Human Communication and Symbolic Thinking

Human Beings are Rational Because of Symbolic Layers

The human being is rational because it has layers of symbols. Symbols allow us to organize our experience and give meaning and significance to the world.

Symbols

Symbols are signs that represent something distant in space and time (words, numbers, flags).

Features of symbols:

  • They are different from what is symbolized.
  • They are created artificially (traffic signals).
  • They are transmitted by learning, expressing everything.
  • They allow symbolic or abstract thinking beyond the immediate and the present.

Language

Language is the ultimate expression of human symbolic layers. It is the most complex communication system.

Advantages of language:

  • It names and gives meaning to the material and the spiritual.
  • It creates and plays, which builds knowledge and human culture.

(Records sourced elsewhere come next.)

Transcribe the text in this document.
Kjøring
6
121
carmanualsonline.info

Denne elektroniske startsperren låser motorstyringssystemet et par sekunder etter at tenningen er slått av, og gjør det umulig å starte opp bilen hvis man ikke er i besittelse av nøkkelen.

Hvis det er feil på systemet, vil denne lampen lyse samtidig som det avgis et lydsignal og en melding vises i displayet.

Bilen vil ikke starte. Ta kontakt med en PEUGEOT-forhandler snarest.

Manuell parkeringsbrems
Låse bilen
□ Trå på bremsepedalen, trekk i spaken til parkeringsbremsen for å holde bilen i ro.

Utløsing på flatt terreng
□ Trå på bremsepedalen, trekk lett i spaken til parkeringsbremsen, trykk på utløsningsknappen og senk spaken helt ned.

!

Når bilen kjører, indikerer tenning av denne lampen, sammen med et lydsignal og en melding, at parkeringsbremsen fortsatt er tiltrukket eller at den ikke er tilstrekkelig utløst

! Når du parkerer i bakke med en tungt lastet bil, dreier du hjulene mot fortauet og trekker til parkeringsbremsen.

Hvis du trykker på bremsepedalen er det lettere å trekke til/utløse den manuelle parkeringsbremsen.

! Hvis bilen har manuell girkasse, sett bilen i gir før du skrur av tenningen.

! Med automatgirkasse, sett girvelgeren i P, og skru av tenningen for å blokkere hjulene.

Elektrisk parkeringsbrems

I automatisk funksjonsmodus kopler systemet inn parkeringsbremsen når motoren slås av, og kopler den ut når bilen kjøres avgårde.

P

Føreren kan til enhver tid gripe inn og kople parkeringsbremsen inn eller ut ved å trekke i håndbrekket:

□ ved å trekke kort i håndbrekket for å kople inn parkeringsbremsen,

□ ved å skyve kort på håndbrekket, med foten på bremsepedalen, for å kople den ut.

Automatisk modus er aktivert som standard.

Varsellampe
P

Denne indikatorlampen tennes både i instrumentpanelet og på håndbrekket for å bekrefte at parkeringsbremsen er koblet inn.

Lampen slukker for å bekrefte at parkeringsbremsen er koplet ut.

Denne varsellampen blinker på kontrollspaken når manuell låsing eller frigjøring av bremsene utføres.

Communication is important for survival because life requires cooperation.

It is the process whereby an individual sends a signal (message) to another individual (receiver), causing a response (behavior change).

All species are able to communicate; the only variation is the complexity, with features that make up language.

  • It is doubly articulated because it consists of a limited number of basic units that are agreed upon.
  • Symbolism is built by signs.
  • It is acquired, unlike animal communication signals, which are innate.
  • The relationship between signifier and signified is conventional (agreed upon).

Natural Language

Natural language is what we use to communicate and express feelings, thoughts, etc.

Difficulties of natural language:

  • Ambiguity: Polysemous words (e.g., “bank”).
  • Misunderstanding due to the misuse of language (e.g., “only”/”solo”).
  • Paradoxes: These occur despite the correct use of language, producing a contradiction (e.g., “I’m a liar. Everything I say is a lie, so I am a liar.”).

Artificial Language

Artificial language is used to avoid these difficulties and allow greater accuracy and objectivity. These are the languages of the sciences.

Features of formal or artificial language:

  • It does not use words but signs (numbers).
  • Operators are bound by rules (+, -, *, /,).
  • There are rules that dictate how to use operators.
  • What is important is the formal validity of reasoning, not the meaning.

Reasoning

Reasoning is a set of sentences from which we deduce a correct conclusion (i.e., we have applied the rules of logic).

Parts of an argument:

  • Premises: Statements that are part of the reasoning.
  • Conclusion: Results from reasoning.
  • Deduction: The rational act of obtaining conclusions from the premises.

Types of Logic

Class Logic or Predicate Logic (Classical Logic)

The basic unit it works with are predicates or concepts.

  • Predicate: A group of elements or kinds of things with a common feature.
  • This logic studies reasoning in which a conclusion of lesser generality follows from some statements (premises).

Deductive Reasoning: Propositional or Symbolic Logic

This kind of logic uses statements or propositions as the basic unit.

  • Statement: A linguistic segment with complete sense.
  • It deals with studying the rules of inference between statements without analyzing their internal structure.

Elements of propositional logic: Negation, disjunction, conditional, and biconditional.